Le Hirak/Tanekra a-t-il échoué ? Non! La dictature a-t-elle gagné ? Non, non plus ! Ni l’un ni l’autre n’a remporté la bataille finale, jusqu’à présent. Mais est-ce qu’il y a un perdant ? Oui : le peuple.
Tout le problème se pose, en effet, au niveau de la structuration de la société. Le pays, bien que mobilisé pendant plus de deux ans, pour l’avènement du changement, semble être vide, quant à sa société civile. Ni syndicats ni associations ni comités de quartier ni rien du tout sur le terrain.
Le peuple veut le changement sans structures, sans représentation, sans leadership, sans élites. Celles-ci semblent gagnées par le phénomène de la rente. Elles courent derrière les privilèges, tout en oubliant leur rôle premier d’éclaireuses. Divisées, affaiblies, achetées, elles tournent le dos au peuple grâce à qui elles sont pourtant là, à régner, à décider, à tirer profit du grand gâteau.
L’Etat profond y trouve une occasion en or, pour revenir par la petite porte et instaurer, avec l’aval bien sûr de certaines puissances étrangères, une stratégie de tout-sécuritaire, basée sur, à la fois le spectre du péril islamiste et le gros problème de l’émigration clandestine. La catégorisation des deux mouvements Rachad et Mak dans « le club terroriste » entre dans cette dynamique. C’est-à-dire, transférer la peur dans l’autre camp, en semant la suspicion partout, afin d’asphyxier les forces citoyennes qui travaillent de l’intérieur.

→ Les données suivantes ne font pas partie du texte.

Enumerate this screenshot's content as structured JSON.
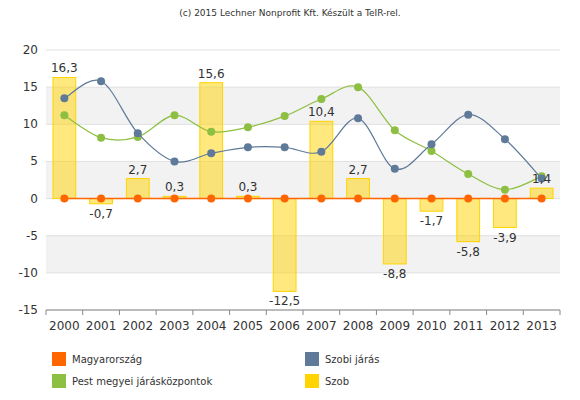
{
  "chart_data": {
    "type": "bar",
    "title": "(c) 2015 Lechner Nonprofit Kft. Készült a TeIR-rel.",
    "categories": [
      "2000",
      "2001",
      "2002",
      "2003",
      "2004",
      "2005",
      "2006",
      "2007",
      "2008",
      "2009",
      "2010",
      "2011",
      "2012",
      "2013"
    ],
    "ylim": [
      -15,
      20
    ],
    "yticks": [
      -15,
      -10,
      -5,
      0,
      5,
      10,
      15,
      20
    ],
    "grid": true,
    "legend": "bottom",
    "data_labels": true,
    "series": [
      {
        "name": "Magyarország",
        "type": "line",
        "color": "#ff6600",
        "marker": "circle",
        "line_style": "solid",
        "values": [
          0,
          0,
          0,
          0,
          0,
          0,
          0,
          0,
          0,
          0,
          0,
          0,
          0,
          0
        ]
      },
      {
        "name": "Szobi járás",
        "type": "line",
        "color": "#5f7a99",
        "marker": "circle",
        "line_style": "smooth",
        "values": [
          13.5,
          15.8,
          8.8,
          5.0,
          6.1,
          6.9,
          6.9,
          6.3,
          10.8,
          4.0,
          7.3,
          11.3,
          8.0,
          2.7
        ]
      },
      {
        "name": "Pest megyei járásközpontok",
        "type": "line",
        "color": "#8dbf42",
        "marker": "circle",
        "line_style": "smooth",
        "values": [
          11.2,
          8.2,
          8.3,
          11.2,
          9.0,
          9.6,
          11.1,
          13.4,
          15.0,
          9.2,
          6.4,
          3.3,
          1.2,
          3.0
        ]
      },
      {
        "name": "Szob",
        "type": "bar",
        "color": "#ffd400",
        "values": [
          16.3,
          -0.7,
          2.7,
          0.3,
          15.6,
          0.3,
          -12.5,
          10.4,
          2.7,
          -8.8,
          -1.7,
          -5.8,
          -3.9,
          1.4
        ],
        "value_labels": [
          "16,3",
          "-0,7",
          "2,7",
          "0,3",
          "15,6",
          "0,3",
          "-12,5",
          "10,4",
          "2,7",
          "-8,8",
          "-1,7",
          "-5,8",
          "-3,9",
          "1,4"
        ]
      }
    ]
  }
}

En même temps, cela fera oublier, en quelque sorte, aux autre meneurs de la bataille démocratique l’idéal du changement, en se contentant de sauver leur têtes de la machine de la répression qui s’installe, paraît-il, dans la durée. Comme, il donnera l’illusion au peuple que les ennemis, ses ennemis, sont dans le Hirak lui-même, et non pas ailleurs.
Ce qui attirera une grande partie du peuple à sa cause, la cause du système bien entendu. En termes plus terre-à-terre, le Hirak a renforcé le système, au lieu de l’affaiblir, en lui donnant l’alibi pour réprimer.
Car, face au manque de représentativité citoyenne dans ce mouvement de masse « hétéroclite », la peur du chaos, du reste, légitimée par le contexte régional instable, donne au système le bénéfice du doute, quant à la bonne foi d’une importante partie de la rue.
L’armée, en tant que seule force organisée dans le pays, est indirectement invitée à prendre publiquement les commandes, après l’avoir fait déjà et pendant longtemps dans les coulisses. En gros, c’est à une phase de restauration de la dictature qu’on assiste, avec en guise de mode opératoire, le démantèlement systématique des structures partisanes encore en résistance, à l’exemple des partis du MDS, RCD, PT, et à un certain degré la base militante du FFS, dont la présidence actuelle est pourtant en normalisation active avec le système.
Néanmoins, l’espoir est permis, car même si le Hirak démocratique est en faiblesse, le Hirak social risque d’enflammer la scène d’ici quelques mois. La crise économique qui se profile à l’horizon n’a pour conséquences que l’ébullition du front social, qui affronte déjà les pénuries, les spéculations sur les denrées alimentaires de base et la cherté de la vie dans l’indifférence générale.
C’est pourquoi, il est permis de dire que le Grand Soir, typique des révolutions marxistes, peut faire pencher la balance en faveur du peuple, en joignant les revendications démocratiques avec celles d’ordre plutôt social. Wait and see!